I volunteer with a photography-oriented mentoring program in San Francisco, and one of the students requested that I bring in oatmeal raisin cookies. Her mentor suggested adding dried apricots, and of course I couldn’t resist making some chocolate chip oatmeal cookies too. I had been skeptical of the oatmeal apricot cookies beforehand, but they definitely won out in overal taste! They were sweet and tangy, and like the other varieties they were delightfully chewy.
The recipe I used was straight off the Quaker Oatmeal box, except I substituted applesauce instead of eggs to make it vegan, and added extra spices. The title of the recipe on the box was right; these really did “vanish” quickly!
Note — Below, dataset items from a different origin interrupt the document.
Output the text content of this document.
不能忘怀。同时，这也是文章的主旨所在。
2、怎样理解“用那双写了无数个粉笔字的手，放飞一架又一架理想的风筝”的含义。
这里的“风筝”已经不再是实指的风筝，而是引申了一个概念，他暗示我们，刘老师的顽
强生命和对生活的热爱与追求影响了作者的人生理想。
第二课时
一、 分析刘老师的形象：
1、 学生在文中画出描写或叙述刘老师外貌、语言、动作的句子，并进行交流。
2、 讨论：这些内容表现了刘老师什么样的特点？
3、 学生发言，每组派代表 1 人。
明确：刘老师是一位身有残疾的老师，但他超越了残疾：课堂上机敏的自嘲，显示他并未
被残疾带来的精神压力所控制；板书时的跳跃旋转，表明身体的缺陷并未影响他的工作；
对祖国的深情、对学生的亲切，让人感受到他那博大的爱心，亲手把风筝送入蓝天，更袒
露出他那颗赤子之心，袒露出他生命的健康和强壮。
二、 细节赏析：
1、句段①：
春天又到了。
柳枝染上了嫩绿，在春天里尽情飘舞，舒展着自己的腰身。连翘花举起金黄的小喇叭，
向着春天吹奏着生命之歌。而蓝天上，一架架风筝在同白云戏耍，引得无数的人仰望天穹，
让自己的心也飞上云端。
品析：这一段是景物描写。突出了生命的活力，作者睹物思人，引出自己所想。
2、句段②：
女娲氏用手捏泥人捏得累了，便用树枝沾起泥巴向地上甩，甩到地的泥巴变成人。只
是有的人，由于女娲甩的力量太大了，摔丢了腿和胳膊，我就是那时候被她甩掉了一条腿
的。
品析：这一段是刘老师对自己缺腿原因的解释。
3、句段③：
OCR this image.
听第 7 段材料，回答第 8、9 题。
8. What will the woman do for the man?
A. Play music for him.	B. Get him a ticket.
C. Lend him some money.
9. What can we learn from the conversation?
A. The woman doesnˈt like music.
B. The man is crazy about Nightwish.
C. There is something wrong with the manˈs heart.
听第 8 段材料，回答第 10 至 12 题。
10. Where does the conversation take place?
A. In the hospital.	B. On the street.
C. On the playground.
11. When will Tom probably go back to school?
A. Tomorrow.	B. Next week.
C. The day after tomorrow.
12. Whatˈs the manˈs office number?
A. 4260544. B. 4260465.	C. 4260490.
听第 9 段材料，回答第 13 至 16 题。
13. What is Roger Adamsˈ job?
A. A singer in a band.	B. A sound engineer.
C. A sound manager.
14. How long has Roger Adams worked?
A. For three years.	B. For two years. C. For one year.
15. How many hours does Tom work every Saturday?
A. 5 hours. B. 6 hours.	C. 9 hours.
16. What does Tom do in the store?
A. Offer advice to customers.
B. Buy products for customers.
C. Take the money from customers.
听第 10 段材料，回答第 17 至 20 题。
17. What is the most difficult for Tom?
1 cup Earth Balance, softened
1 cup brown sugar, firmly packed
1/2 cup granulated sugar
1/2 cup unsweetened applesauce
1 1/2 cups all-purpose flour
1 tsp. baking soda
1 tsp. cinnamon
1 pinch each of ground ginger, nutmeg, cloves
3 cups uncooked oats
chocolate chips, raisins, or chopped dried apricots, to taste
Preheat oven to 350° F. Beat together Earth Balance and sugars until creamy. Add applesauce and vanilla extract; beat well. Add combined flour, baking soda, and spices; mix well. Slowly stir in oats. Drop by rounded tablespoon onto cookie sheets covered with parchment paper. Bake 10-12 minutes or until golden brown. Cool for 1 minute on pan, then move to wire racks until completely cool.